For every cube of an integer, the recursive sum of its digits , e.g. 729 -> 18 -> 9 etc. is always 1,8 or 9. With a computer program i checked this phenomenon up to 1000000000. In my prior question(link-> A mathematical phenomenon regarding perfect squares….) i asked the mathematical reason behind similar phenomenon regarding perfect squares. Now i wonder what will be the reason behind this cube phenomenon? Any answer?
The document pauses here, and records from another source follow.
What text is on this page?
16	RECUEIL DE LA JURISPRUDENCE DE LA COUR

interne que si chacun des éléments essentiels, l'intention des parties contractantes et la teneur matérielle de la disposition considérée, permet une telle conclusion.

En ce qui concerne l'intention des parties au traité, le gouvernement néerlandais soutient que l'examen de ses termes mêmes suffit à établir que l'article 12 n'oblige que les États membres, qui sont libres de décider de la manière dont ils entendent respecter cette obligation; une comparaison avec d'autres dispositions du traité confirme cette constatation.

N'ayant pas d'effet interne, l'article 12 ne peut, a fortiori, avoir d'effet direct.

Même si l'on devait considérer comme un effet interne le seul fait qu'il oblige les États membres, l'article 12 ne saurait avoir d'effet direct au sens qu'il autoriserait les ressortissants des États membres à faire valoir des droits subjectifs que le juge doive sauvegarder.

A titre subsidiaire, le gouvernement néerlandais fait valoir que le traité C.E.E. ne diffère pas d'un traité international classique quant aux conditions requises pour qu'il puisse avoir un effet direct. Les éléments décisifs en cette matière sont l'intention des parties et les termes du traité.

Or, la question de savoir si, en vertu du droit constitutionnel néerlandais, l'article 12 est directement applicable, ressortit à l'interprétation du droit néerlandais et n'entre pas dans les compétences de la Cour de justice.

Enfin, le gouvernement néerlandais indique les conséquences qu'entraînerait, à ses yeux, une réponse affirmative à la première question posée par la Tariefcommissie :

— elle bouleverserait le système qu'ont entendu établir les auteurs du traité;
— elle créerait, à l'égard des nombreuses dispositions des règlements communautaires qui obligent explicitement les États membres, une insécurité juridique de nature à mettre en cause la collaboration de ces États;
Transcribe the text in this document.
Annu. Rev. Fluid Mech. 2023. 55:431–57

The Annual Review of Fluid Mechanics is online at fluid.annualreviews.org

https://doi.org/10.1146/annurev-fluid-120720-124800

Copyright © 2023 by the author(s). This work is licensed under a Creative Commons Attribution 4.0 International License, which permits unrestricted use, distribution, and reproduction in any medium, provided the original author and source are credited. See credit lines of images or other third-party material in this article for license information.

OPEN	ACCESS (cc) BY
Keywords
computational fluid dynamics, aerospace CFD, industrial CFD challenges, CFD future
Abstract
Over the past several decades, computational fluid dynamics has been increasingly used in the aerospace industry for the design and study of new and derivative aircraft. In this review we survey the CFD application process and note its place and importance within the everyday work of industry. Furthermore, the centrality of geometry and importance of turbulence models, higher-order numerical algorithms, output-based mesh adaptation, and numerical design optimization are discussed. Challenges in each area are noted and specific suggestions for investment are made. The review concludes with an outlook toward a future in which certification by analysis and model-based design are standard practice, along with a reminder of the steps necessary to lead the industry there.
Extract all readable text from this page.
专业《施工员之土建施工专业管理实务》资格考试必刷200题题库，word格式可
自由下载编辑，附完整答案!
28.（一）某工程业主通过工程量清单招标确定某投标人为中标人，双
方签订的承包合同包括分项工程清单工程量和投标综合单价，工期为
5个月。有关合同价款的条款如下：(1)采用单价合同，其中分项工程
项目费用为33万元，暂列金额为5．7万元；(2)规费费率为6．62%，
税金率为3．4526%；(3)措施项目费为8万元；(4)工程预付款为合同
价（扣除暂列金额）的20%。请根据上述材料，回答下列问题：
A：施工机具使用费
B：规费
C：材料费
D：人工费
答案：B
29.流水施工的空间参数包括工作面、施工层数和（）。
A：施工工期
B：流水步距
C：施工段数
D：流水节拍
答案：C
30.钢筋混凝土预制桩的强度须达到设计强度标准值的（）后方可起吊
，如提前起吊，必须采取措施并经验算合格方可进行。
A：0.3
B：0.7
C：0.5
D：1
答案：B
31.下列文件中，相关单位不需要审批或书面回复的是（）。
Some of the last outputs of cubes and their recursive sum of my program are below:
970299000 Recursive sum is 9
973242271 Recursive sum is 1
976191488 Recursive sum is 8
979146657 Recursive sum is 9
982107784 Recursive sum is 1
985074875 Recursive sum is 8
988047936 Recursive sum is 9
991026973 Recursive sum is 1
994011992 Recursive sum is 8
997002999 Recursive sum is 9
If we go further…. For every 4th power of an integer the recursive sum of digits is either 1,7,9 or 4.
For every 5th power of an integer the recursive sum of digits is either 1,2,4,5,7,8 or 9.
Can we derive some formula that can tell the recursive sum of digits of n'th power of an integer?
Best Answer
A positive integer is either $3k$ or $3k\pm 1$ for some integer $k$.
$(3k)^3=27k^3=9(3k^3)$ is a multiple of $9$.
$(3k\pm 1)^3=27k^3\pm 27k^2+9k\pm 1=9(3k^3\pm 3k^2+k)\pm 1$ is of the form $9l\pm 1$ for some integer $l$.
Together with the fact that a positive integral multiple of $9$ has recursive sum $9$, this proves your conjecture.